3. De staatssecretaris klaagt in grief 2 dat de rechtbank ten onrechte heeft overwogen dat hij zich niet in redelijkheid op het standpunt heeft kunnen stellen dat de gestelde problemen van vreemdeling 1 met [persoon] niet de reden zijn geweest voor het vertrek van vreemdeling 1 en zijn gezin uit Pul-e Khumri. De staatssecretaris betoogt dat de rechtbank hierbij ten onrechte doorslaggevende betekenis heeft toegekend aan wat vreemdeling 1 hierover ter zitting heeft verklaard, omdat dat niet overeenkomt met wat vreemdeling 1 tijdens het nader gehoor heeft verklaard. Verder betoogt de staatssecretaris dat gezinsleden hebben verklaard dat zij Pul-e Khumri hebben verlaten als gevolg van de verslechterde veiligheidssituatie.

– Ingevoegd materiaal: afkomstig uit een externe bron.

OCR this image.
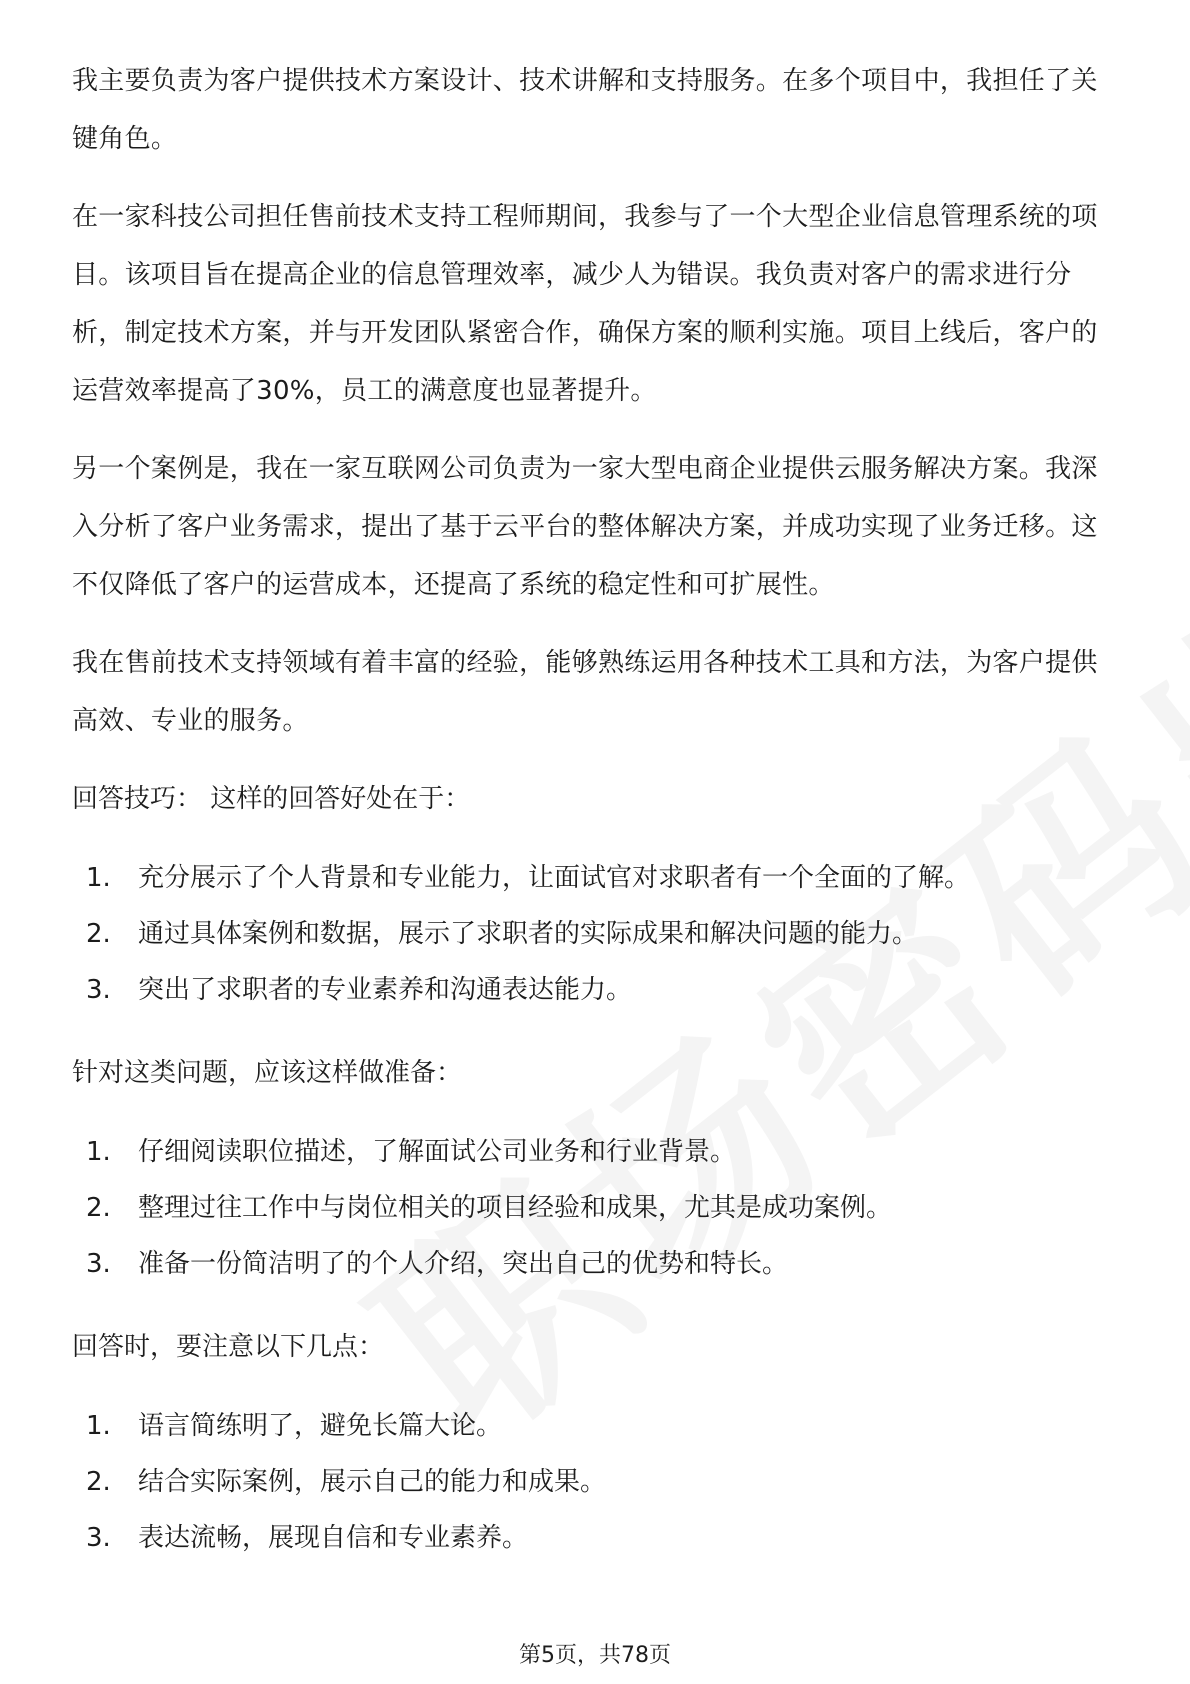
我主要负责为客户提供技术方案设计、技术讲解和支持服务。在多个项目中，我担任了关键角色。

在一家科技公司担任售前技术支持工程师期间，我参与了一个大型企业信息管理系统的项目。该项目旨在提高企业的信息管理效率，减少人为错误。我负责对客户的需求进行分析，制定技术方案，并与开发团队紧密合作，确保方案的顺利实施。项目上线后，客户的运营效率提高了30%，员工的满意度也显著提升。

另一个案例是，我在一家互联网公司负责为一家大型电商企业提供云服务解决方案。我深入分析了客户业务需求，提出了基于云平台的整体解决方案，并成功实现了业务迁移。这不仅降低了客户的运营成本，还提高了系统的稳定性和可扩展性。

我在售前技术支持领域有着丰富的经验，能够熟练运用各种技术工具和方法，为客户提供高效、专业的服务。

回答技巧： 这样的回答好处在于：
1.	充分展示了个人背景和专业能力，让面试官对求职者有一个全面的了解。
2.	通过具体案例和数据，展示了求职者的实际成果和解决问题的能力。
3.	突出了求职者的专业素养和沟通表达能力。
针对这类问题，应该这样做准备：
1.	仔细阅读职位描述，了解面试公司业务和行业背景。
2.	整理过往工作中与岗位相关的项目经验和成果，尤其是成功案例。
3.	准备一份简洁明了的个人介绍，突出自己的优势和特长。
回答时，要注意以下几点：
1.	语言简练明了，避免长篇大论。
2.	结合实际案例，展示自己的能力和成果。
3.	表达流畅，展现自信和专业素养。
第5页，共78页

3.1. Het betoog van de staatssecretaris dat de gestelde problemen van vreemdeling 1 met [persoon] niet de reden voor vertrek zijn geweest uit Pul-e Khumri, slaagt. De staatssecretaris betoogt daarbij terecht dat de rechtbank voorbij is gegaan aan zijn aan de besluiten ten grondslag liggende argument dat de gezinsleden hebben verklaard dat zij uit Pul-e Khumri zijn vertrokken als gevolg van de verslechterde veiligheidssituatie en de toenemende macht van het Talibanregime in Pul-e Khumri. Zo heeft vreemdeling 2 tijdens het eerste gehoor (zie pagina 11) verklaard dat het gezin naar Kabul is gereisd, omdat de strijd begon, en dat het gezin verwachtte na enkele dagen weer terug te kunnen keren naar huis. Verder betoogt de staatssecretaris terecht dat de rechtbank ten onrechte doorslaggevende betekenis heeft toegekend aan wat vreemdeling 1 ter zitting heeft geantwoord op de vraag waarom hij niet direct na het eerste bezoek van de mannen van [persoon] is gevlucht. Vreemdeling 1 heeft verklaard dat hij niet meteen is gevlucht, omdat hij nog rekende op hulp van de overheid. Dit komt echter niet overeen met wat hij tijdens het nader gehoor heeft verklaard. Tijdens dat gehoor heeft hij ontkennend geantwoord op de vraag of hij hulp heeft gevraagd bij de overheid, omdat ze hem toch niet konden helpen. De rechtbank heeft gelet op het vorenstaande ten onrechte overwogen dat de staatssecretaris zich ten onrechte op het standpunt heeft gesteld dat de gestelde problemen van vreemdeling 1 met [persoon] niet de reden zijn geweest voor het vertrek van hem en zijn gezin uit Pul-e Khumri.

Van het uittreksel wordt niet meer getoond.